Arrivati a Palmerston - dopo 9 ore di treno - abbiamo trovato un' amara sorpresa: fuori dalla stazione non c'è NIENTE! Niente bus, taxi o qualsiasi altra cosa che potesse portarci in albergo.... solo i nostri piedi ci hanno aiutati :-D. La serata si è poi conclusa con bistecca (a furia di vedere tutti quegli animali c'era venuta voglia di carne). Nei due giorni seguenti Paolo e Bicio hanno lavorato, perciò io, sola soletta, ho intrapreso attività alternative:
- Lunedì visita a Palmerston North e poi ricongiungimento col marito alla Massey University per visitare la Wind Farm sulla collina sopra la città.
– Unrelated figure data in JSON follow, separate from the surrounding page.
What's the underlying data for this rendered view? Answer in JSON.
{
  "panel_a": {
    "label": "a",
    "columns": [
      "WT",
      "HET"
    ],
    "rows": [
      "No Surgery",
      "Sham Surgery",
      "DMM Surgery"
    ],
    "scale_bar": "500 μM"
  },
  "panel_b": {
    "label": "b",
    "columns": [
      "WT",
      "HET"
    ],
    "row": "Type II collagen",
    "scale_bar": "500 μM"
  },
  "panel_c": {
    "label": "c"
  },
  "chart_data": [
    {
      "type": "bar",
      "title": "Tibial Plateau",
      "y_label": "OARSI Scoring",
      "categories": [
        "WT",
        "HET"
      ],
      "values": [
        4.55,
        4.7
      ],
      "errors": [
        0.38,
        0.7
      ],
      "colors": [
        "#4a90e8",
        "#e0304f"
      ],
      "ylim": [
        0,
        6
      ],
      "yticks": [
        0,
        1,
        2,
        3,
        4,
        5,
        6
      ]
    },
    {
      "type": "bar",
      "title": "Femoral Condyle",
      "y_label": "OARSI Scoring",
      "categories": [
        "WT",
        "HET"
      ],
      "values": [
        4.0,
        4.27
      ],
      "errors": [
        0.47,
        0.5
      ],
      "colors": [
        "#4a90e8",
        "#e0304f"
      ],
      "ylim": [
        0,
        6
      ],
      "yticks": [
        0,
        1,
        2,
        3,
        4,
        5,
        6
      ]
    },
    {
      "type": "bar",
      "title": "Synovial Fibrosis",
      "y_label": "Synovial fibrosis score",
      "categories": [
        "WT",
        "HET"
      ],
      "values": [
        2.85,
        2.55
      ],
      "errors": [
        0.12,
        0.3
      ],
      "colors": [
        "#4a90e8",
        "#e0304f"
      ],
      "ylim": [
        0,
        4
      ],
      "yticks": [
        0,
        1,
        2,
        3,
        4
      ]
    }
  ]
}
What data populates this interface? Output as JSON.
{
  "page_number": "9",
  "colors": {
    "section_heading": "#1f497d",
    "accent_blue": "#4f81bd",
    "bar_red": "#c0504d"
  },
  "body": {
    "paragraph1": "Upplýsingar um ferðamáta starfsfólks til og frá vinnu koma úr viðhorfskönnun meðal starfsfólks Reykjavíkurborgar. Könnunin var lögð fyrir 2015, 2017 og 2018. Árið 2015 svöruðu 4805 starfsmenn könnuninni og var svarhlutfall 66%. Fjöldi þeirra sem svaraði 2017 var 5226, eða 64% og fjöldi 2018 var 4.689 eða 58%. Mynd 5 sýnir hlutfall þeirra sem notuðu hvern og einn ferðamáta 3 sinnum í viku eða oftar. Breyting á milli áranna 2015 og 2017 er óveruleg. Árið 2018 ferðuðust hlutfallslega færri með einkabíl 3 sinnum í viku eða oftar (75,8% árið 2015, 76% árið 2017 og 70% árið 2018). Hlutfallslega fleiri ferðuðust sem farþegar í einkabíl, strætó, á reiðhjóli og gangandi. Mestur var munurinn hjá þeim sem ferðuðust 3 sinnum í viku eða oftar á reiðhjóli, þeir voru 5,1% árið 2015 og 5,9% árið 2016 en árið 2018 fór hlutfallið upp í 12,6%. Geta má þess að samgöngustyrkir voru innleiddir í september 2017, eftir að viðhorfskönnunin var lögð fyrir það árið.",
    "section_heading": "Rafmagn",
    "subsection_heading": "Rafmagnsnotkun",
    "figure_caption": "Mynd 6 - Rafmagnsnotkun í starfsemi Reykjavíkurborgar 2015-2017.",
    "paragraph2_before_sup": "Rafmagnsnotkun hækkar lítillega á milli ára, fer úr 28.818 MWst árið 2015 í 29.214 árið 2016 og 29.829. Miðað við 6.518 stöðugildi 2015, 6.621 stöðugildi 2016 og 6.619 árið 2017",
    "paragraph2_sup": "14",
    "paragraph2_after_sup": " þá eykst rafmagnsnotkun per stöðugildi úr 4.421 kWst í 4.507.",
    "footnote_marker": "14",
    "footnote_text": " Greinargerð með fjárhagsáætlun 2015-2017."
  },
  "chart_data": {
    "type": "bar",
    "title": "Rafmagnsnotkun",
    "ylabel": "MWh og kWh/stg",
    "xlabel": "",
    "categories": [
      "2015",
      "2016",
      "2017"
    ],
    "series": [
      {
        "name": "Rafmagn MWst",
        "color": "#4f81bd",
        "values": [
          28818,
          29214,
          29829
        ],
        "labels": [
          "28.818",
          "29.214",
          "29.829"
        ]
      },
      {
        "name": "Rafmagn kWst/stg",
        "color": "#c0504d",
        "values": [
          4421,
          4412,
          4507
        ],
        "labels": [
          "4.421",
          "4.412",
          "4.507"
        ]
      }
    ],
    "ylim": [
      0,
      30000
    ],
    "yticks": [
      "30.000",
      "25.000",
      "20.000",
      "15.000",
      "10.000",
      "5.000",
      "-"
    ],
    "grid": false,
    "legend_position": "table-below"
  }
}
Nella foto si vedono le nostre ombre e la manina di Paolo che saluta
- Martedì in pullman a Wanganui, dove ho visitato la città, il lungo fiume e il museo Maori (davvero carino). La serata sì è conclusa con uno spettacolo di canti e danze indigeni e una pessima cena sociale
L' indomani siamo passati a ritirare la macchina affittata (una Toyota Corolla azzurra nuovissima) e, dopo qualche istante di pratica, ci siamo avventurati "contromano" nel traffico urbano: tappa successiva Wellington, cittadina che si affaccia sul Mar di Tasmania a 150 Km da Palmerston. Il viaggio è stato piacevole e ci ha traslocati da un paesaggio collinare ad uno marino, assolato e asciutto. Abbiamo trovato un graziosissimo appartamento in centro e ci siamo subito tuffati in città a visitare il Museo Te Papa e il centro (vuoto!). Per fortuna stavolta la cena è stata molto buona, presso un ristorante francese consigliato dalla Lonely Planet.
Il resto alla prossima! Baci a tutti!